AbstractThe Habo deposit is a typical porphyry Cu‐Mo deposit in the Ailaoshan–Red River metallogenic belt. Ore minerals in the Habo deposit typically occur as veins in the monzonite porphyry. Zircon U‐Pb dating suggests that the monzonite porphyry formed at 35.07 ± 0.38 Ma. The monzonite porphyry is characterized by high SiO2, Al2O3, K2O and Na2O contents, with A/CNK ratios ranging from 0.97 to 1.02. All samples exhibit fractionated REE patterns, characterized by high (La/Yb)N ratios (9.4–13.6, average of 11.2).

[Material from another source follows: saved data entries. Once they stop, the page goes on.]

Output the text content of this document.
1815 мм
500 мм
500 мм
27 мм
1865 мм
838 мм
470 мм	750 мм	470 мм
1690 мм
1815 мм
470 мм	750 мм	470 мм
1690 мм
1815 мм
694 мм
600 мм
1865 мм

They show adakite‐like geochemical features, high Sr concentrations (627–751 ppm, average of 700 ppm), low Y concentrations (15.13–16.86 ppm, average of 15.81 ppm) and high Sr/Y values (39.5–47.4, average of 44.3). These samples have high initial 87Sr/86Sr ratios (0.7074–0.7076) and negative εNd(t) values (–5.1 to −3.7), whereas the zircon εHf(t) values range from −2.2 to +0.4, suggesting that the monzonite porphyry was derived from the partial melting of a thickened juvenile lower crust. The oxygen fugacity, calculated on the basis of the chemical composition of the amphiboles, shows ΔNNO values ranging from +1.65 to +2.16 (average of 1.94) and lg(fO2) ranging from −12.72 to −11.99 (average of −12.25), indicating that the monzonite porphyry has high oxygen fugacity. Zircons have high Ce4+/Ce3+ ratios (29.29–164.24, average of 84.92), with high ΔFMQ values ranging from +0.50 to +1.51 (average of 0.87) and high lg(fO2) values ranging from −14.72 to −12.85 (average of −14.07), which also indicates that the oxygen fugacity of the magma was high. The dissolved water content of the Habo monzonite porphyry is 9.5–11.5 wt%, according to the geochemical characteristics, zircon‐saturation thermometry (692–794°C) and the mineral phases (amphibole, no plagioclase) in the deep magma chamber. Combined with previous studies, we propose that the high oxygen fugacity and high water content of magma played key roles in controlling the formation of the Habo and other Cu‐Mo‐Au deposits in the Ailaoshan–Red River metallogenic belt.